Some people wait their entire lives for, or get involved with one when they're young. Either way, a relationship doesn't make any difference.

Sure, you get to tell everyone you have a soulmate and you might not feel alone so much; you're still the same person, with or without someone. Your life doesn't revolve around a random person, it's about you and your choices.

No human in this world can change who you are because before you started seeing this person, you were yourself an you can remain that way.
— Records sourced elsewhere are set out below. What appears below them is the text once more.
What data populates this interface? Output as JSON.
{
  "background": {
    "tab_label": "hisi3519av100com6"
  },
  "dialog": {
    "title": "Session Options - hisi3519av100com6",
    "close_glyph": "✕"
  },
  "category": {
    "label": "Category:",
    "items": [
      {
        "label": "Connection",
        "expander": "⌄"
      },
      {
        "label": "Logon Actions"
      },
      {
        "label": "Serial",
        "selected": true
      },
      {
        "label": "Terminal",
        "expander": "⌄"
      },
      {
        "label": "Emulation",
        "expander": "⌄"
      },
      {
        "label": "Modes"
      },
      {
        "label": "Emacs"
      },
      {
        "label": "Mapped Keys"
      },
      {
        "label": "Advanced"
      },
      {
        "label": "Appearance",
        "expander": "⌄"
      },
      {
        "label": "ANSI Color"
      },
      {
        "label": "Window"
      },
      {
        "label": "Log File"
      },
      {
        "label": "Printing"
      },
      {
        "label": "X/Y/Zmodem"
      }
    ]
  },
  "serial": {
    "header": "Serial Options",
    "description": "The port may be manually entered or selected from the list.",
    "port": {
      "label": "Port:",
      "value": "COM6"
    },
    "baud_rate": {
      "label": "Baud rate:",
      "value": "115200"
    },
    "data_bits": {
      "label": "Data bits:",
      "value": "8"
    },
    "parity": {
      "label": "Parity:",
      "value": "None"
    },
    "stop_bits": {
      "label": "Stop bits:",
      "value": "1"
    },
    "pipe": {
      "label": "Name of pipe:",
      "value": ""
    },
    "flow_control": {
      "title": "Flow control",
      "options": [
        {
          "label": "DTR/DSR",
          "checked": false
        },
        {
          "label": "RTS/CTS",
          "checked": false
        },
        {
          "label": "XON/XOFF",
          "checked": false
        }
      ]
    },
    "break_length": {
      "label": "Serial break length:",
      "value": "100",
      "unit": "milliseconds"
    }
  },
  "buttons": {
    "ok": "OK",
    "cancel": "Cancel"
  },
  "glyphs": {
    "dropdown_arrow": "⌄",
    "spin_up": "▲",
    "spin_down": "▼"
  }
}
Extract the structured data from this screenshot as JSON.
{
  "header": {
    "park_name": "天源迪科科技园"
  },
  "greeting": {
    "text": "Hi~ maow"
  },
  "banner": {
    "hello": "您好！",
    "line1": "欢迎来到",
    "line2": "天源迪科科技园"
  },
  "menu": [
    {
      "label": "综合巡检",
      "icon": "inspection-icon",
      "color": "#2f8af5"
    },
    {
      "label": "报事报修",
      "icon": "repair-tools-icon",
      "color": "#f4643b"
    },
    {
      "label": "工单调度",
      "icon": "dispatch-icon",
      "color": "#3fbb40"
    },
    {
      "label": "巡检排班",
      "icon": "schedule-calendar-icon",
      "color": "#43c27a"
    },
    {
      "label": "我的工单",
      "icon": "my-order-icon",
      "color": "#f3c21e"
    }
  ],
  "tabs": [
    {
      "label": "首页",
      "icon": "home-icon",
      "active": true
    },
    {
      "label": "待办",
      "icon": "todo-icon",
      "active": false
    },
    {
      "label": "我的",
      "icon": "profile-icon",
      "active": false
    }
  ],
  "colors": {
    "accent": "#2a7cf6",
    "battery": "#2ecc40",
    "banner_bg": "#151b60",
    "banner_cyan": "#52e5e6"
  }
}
Having a person to hold hands with, to kiss and to cry on their shoulder if needed is an amazing feeling, but you lived without this person before, so you could do it again.

Jake filled an empty slot in my life; he was like the missing puzzle piece. However, life went on before I met him, and it's just the same now.
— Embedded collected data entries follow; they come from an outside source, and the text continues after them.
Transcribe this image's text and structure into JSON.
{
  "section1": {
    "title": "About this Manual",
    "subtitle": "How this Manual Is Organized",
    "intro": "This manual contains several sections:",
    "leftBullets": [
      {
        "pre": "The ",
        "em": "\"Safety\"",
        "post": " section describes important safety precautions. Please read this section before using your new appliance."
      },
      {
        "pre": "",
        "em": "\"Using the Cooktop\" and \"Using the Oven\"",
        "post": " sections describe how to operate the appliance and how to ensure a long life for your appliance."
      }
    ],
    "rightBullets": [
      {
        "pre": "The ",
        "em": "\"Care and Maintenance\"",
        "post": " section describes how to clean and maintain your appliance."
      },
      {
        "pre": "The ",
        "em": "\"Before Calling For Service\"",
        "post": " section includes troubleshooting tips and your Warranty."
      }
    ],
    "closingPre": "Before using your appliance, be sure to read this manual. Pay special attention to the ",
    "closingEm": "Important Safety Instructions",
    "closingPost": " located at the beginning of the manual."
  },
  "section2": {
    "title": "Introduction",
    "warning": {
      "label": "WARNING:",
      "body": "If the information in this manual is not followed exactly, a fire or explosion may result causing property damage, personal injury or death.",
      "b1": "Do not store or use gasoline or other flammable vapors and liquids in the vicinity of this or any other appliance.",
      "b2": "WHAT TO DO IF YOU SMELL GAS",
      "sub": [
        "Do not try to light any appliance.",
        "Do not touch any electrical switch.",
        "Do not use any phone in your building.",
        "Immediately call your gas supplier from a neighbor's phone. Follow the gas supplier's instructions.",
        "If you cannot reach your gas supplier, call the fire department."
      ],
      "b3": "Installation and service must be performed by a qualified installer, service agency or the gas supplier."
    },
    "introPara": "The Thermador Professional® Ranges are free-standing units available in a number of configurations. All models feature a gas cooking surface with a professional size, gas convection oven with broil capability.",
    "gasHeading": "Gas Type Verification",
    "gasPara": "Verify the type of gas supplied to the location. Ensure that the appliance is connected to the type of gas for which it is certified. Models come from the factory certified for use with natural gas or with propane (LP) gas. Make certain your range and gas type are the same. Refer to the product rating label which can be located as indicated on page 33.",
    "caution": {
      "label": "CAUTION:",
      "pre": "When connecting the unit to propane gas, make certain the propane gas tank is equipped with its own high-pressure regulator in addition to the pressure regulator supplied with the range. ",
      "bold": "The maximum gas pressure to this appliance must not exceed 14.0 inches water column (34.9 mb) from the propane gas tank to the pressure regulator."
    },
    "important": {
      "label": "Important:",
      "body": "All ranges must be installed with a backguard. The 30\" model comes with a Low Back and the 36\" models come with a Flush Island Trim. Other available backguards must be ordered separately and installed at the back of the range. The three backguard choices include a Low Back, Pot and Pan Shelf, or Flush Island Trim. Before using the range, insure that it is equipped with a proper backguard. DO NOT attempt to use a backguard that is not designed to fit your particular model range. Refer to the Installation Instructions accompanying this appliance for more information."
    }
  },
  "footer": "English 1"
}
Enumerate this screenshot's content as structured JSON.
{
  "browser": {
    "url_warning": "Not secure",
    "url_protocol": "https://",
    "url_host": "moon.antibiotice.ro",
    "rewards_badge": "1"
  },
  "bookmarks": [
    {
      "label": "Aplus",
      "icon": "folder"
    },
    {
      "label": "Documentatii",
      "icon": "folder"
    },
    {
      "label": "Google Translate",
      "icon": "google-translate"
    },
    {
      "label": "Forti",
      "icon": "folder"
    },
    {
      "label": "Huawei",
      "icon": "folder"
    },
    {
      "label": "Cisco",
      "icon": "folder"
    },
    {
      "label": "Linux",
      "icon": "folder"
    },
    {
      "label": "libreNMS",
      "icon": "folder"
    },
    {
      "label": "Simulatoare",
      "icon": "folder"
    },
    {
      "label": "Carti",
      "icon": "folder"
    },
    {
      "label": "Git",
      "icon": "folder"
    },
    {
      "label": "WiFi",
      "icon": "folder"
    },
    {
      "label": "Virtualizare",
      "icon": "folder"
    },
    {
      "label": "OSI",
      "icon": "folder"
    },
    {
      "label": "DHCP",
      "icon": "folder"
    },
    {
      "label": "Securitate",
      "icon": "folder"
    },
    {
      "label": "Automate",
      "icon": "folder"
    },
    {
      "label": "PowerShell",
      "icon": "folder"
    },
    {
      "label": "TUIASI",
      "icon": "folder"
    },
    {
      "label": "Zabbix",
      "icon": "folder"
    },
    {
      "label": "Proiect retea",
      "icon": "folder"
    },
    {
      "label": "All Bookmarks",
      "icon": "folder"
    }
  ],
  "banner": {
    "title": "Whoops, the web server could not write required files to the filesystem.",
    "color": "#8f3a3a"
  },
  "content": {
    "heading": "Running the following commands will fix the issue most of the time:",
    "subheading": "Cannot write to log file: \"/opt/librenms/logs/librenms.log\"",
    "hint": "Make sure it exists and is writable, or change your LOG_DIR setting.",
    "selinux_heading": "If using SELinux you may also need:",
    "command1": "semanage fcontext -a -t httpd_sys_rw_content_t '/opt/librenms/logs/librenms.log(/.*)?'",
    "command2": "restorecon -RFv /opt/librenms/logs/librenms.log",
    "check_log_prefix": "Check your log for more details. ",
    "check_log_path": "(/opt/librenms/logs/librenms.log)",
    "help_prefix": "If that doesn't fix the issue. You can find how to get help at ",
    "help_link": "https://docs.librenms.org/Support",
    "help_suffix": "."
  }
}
Just with a little spark instead.

July 29th is our anniversary, the day he finally received my answer. The only thing that has been taunting me, is that I haven't told my grandmother yet.

The promise meant a lot to her, and it did to me too; I am not sure if Jake's the one or not, but my gut and heart told me to say yes, so I did listen to her and the promise.

I just wrote my own words to it, as long as I feel safe and secure, I've made the right choice in my eyes. I just hope my grandma can see the predicament the same way as I do.

My brother and I are on separate sides right now. We used to agree on a lot of things, but family is what we argue most about.

Why and what about?

Caden was hurt when our father left, but he stayed strong for mum and I. While doing so, he completely forgot what our father did and didn't think twice about him.

I used to defend him when I was younger. I tried to convince Caden that he was wrong about Joe.

That is until I grew up and my mother told me all about him. I was devastated. I finally came to my senses and agreed with Caden, but those years were the only ones we agreed with each other on, in terms of my father.

When Joe arrived, my brother forgot all the years he cried and wished for him to come back; he forgave him so quickly.

Caden and I are back in the same situation, it just turned the opposite way.

He acts like Joe is his hero, but he doesn't know the whole story.

He doesn't know what secrets our father is keeping, and I don't either. I only know one.

What if there's more?

How can I possibly tell Caden that his hero is a liar and holds back the truth?

It would crush him more than it did when Joe walked out of our lives.

Mason hasn't talked to me since yesterday, not even a goodnight text.

My mind is telling me I ruined his and Vanessa's get together. After the whole brawl between Casey and I, Mason was forced to drive me back to Joe's.